What’s left to do?  I have about 2 inches of hand quilting from the end of my last hand quilting to the binding (yes, I’m aware it’s being done out of order) all the way around the entire quilt. Maybe 120 rows of 2 inches of quilting to finish.  I’m hoping to be done by Christmas.

That’s the “New” of “The Old and The New”!   What’s “The Old” you might ask?  Well, I bit the bullet and purchased two older rugs this week.  They were posted on Facebook and I fell in love with one in particular, the moment I saw the photo. I have no idea how old it is, but I was told it once belonged to Carol Harvey Clark and is loosely referred to as “The Wedding Rug”, though the seller didn’t know for sure if it is one.

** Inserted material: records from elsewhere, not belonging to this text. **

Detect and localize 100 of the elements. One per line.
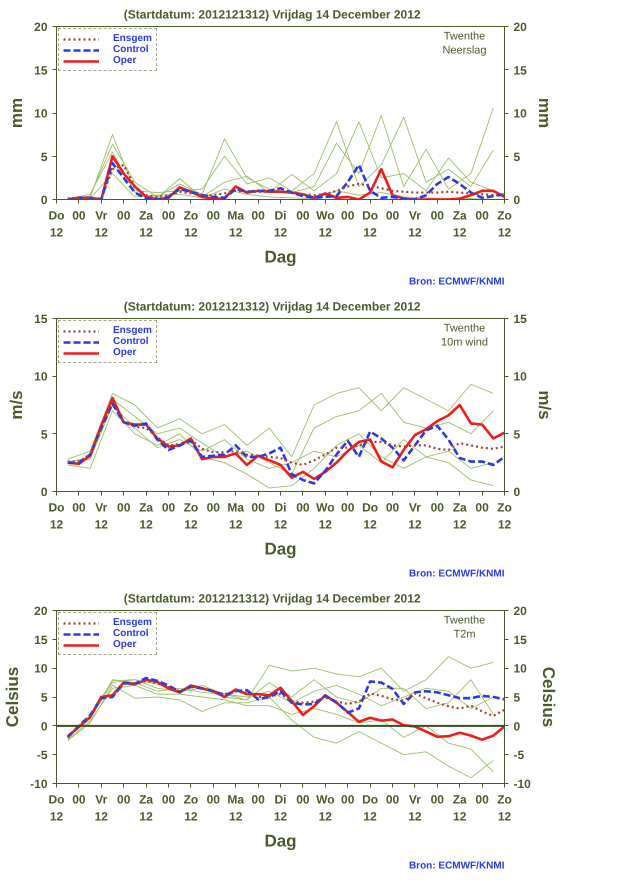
x-tick-label: Do 12 bbox=[48, 208, 64, 240]
x-tick-label: Wo 12 bbox=[316, 500, 335, 532]
legend-label: Control bbox=[113, 336, 149, 347]
text: Bron: ECMWF/KNMI bbox=[408, 860, 505, 872]
x-tick-label: 00 bbox=[72, 792, 86, 806]
x-tick-label: 00 bbox=[386, 792, 400, 806]
x-tick-label: Do 12 bbox=[362, 500, 378, 532]
x-tick-label: 00 bbox=[72, 208, 86, 222]
x-tick-label: 00 bbox=[162, 792, 176, 806]
y2-axis-title: mm bbox=[534, 98, 554, 128]
x-tick-label: Ma 12 bbox=[227, 792, 244, 824]
x-tick-label: 00 bbox=[475, 208, 490, 222]
x-tick-label: 00 bbox=[341, 500, 355, 514]
x-tick-label: 00 bbox=[386, 500, 400, 514]
x-tick-label: Za 12 bbox=[139, 500, 154, 532]
y-tick-label: -5 bbox=[36, 748, 48, 762]
x-tick-label: Do 12 bbox=[48, 500, 64, 532]
x-tick-label: 00 bbox=[386, 208, 400, 222]
x-tick-label: 00 bbox=[251, 792, 266, 806]
x-tick-label: Za 12 bbox=[139, 208, 154, 240]
text: Bron: ECMWF/KNMI bbox=[408, 276, 505, 288]
x-tick-label: 00 bbox=[117, 500, 131, 514]
x-tick-label: 00 bbox=[162, 500, 176, 514]
x-tick-label: Do 12 bbox=[362, 792, 378, 824]
x-tick-label: 00 bbox=[72, 500, 86, 514]
y2-tick-label: 15 bbox=[514, 632, 528, 647]
x-tick-label: 00 bbox=[341, 208, 355, 222]
y2-axis-title: Celsius bbox=[538, 666, 558, 728]
annotation: Twenthe bbox=[444, 614, 486, 626]
legend-label: Control bbox=[113, 44, 149, 55]
y2-tick-label: 0 bbox=[514, 193, 520, 207]
chart-title: (Startdatum: 2012121312) Vrijdag 14 December 2012 bbox=[124, 300, 421, 314]
x-tick-label: Zo 12 bbox=[497, 792, 512, 824]
y2-tick-label: 10 bbox=[514, 662, 528, 676]
x-tick-label: 00 bbox=[341, 792, 355, 806]
x-tick-label: Wo 12 bbox=[316, 208, 335, 240]
y2-tick-label: 0 bbox=[514, 485, 520, 499]
x-tick-label: 00 bbox=[296, 208, 310, 222]
x-tick-label: Zo 12 bbox=[184, 208, 198, 240]
annotation: Twenthe bbox=[444, 30, 486, 42]
x-tick-label: 00 bbox=[162, 208, 176, 222]
legend-label: Ensgem bbox=[113, 617, 152, 628]
x-tick-label: 00 bbox=[430, 500, 444, 514]
x-tick-label: Di 12 bbox=[274, 208, 288, 240]
x-tick-label: 00 bbox=[251, 208, 266, 222]
legend-label: Ensgem bbox=[113, 325, 152, 336]
x-tick-label: 00 bbox=[430, 792, 444, 806]
x-tick-label: Wo 12 bbox=[316, 792, 335, 824]
chart-title: (Startdatum: 2012121312) Vrijdag 14 December 2012 bbox=[124, 8, 421, 22]
y-tick-label: 0 bbox=[40, 719, 48, 734]
x-tick-label: 00 bbox=[251, 500, 266, 514]
x-tick-label: Zo 12 bbox=[184, 792, 198, 824]
y-tick-label: 10 bbox=[34, 106, 48, 120]
y2-tick-label: 20 bbox=[514, 20, 528, 34]
y-axis-title: mm bbox=[7, 98, 26, 128]
x-tick-label: 00 bbox=[206, 208, 220, 222]
y2-tick-label: 15 bbox=[514, 63, 528, 78]
x-tick-label: Do 12 bbox=[362, 208, 378, 240]
x-tick-label: Vr 12 bbox=[408, 500, 422, 532]
annotation: Neerslag bbox=[442, 44, 487, 56]
y-tick-label: 15 bbox=[34, 632, 48, 647]
x-tick-label: 00 bbox=[475, 792, 490, 806]
x-tick-label: Vr 12 bbox=[94, 792, 108, 824]
x-axis-title: Dag bbox=[264, 247, 297, 266]
y2-tick-label: -5 bbox=[514, 748, 524, 762]
y2-tick-label: 5 bbox=[514, 690, 520, 704]
x-tick-label: 00 bbox=[206, 792, 220, 806]
text: Bron: ECMWF/KNMI bbox=[408, 568, 505, 580]
y-tick-label: 10 bbox=[34, 662, 48, 676]
y-axis-title: Celsius bbox=[3, 666, 22, 728]
x-tick-label: Zo 12 bbox=[184, 500, 198, 532]
y-tick-label: 5 bbox=[40, 427, 48, 442]
x-tick-label: 00 bbox=[117, 792, 131, 806]
x-tick-label: 00 bbox=[475, 500, 490, 514]
y2-tick-label: 15 bbox=[514, 312, 528, 326]
y2-tick-label: -10 bbox=[514, 777, 532, 791]
legend-label: Control bbox=[113, 628, 149, 639]
legend-label: Oper bbox=[113, 639, 136, 650]
legend-label: Oper bbox=[113, 55, 136, 66]
y-axis-title: m/s bbox=[7, 390, 26, 420]
x-tick-label: Do 12 bbox=[48, 792, 64, 824]
y2-tick-label: 5 bbox=[514, 150, 520, 164]
x-tick-label: Zo 12 bbox=[497, 500, 512, 532]
annotation: 10m wind bbox=[440, 336, 488, 348]
y-tick-label: 0 bbox=[40, 485, 48, 499]
y2-tick-label: 0 bbox=[514, 719, 520, 734]
x-tick-label: Vr 12 bbox=[408, 208, 422, 240]
x-tick-label: 00 bbox=[117, 208, 131, 222]
y2-tick-label: 5 bbox=[514, 427, 520, 442]
x-tick-label: Za 12 bbox=[452, 500, 468, 532]
chart-title: (Startdatum: 2012121312) Vrijdag 14 December 2012 bbox=[124, 592, 421, 606]
y-tick-label: 5 bbox=[40, 690, 48, 704]
x-tick-label: Ma 12 bbox=[227, 208, 244, 240]
x-tick-label: 00 bbox=[296, 500, 310, 514]
y-tick-label: -10 bbox=[30, 777, 48, 791]
y2-axis-title: m/s bbox=[534, 390, 554, 420]
y-tick-label: 5 bbox=[40, 150, 48, 164]
y-tick-label: 10 bbox=[34, 370, 48, 384]
y-tick-label: 15 bbox=[34, 312, 48, 326]
x-tick-label: Vr 12 bbox=[94, 500, 108, 532]
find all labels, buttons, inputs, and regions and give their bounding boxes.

It has a very unusual asymmetrical geometric design.  The colour combination of greys (faded blues), greens, yellows and pinks is striking. If I look at the base of the loops and the back of the rug, I can see it was once much brighter and more intense. I thought at first it was on burlap, but the whipping is starting to wear on the edge, revealing a white backing that is very supple. I’m guessing it’s linen.  I’m thinking about replacing the whipping where it’s worn, and placing the rug on the floor of an infrequently walked in part of the house.

That led me to Judy Taylor’s Facebook group on repairing hooked rugs, and ultimately to her website, where I ordered her book on repairing hooked rugs – “Save That Rug!”.

The other rug I bought is “about 70 years old” according to the seller.  A fine cut, fine shaded floral with a green background.  It’s gorgeous!  I almost didn’t buy this one. It has edge issues and is on burlap.  But I think it can be repaired.

Yesterday, after the foot or so of wet snow we had, I took both rugs out to clean.  I was being extra careful with them.  It did brighten them up some. Next up is to repair them before shopping for a proper underlay for them and putting them permanently in place. That may not happen until the new year.

This has been a long blog post!  If you have been, thanks for reading.  Have a great weekend everyone!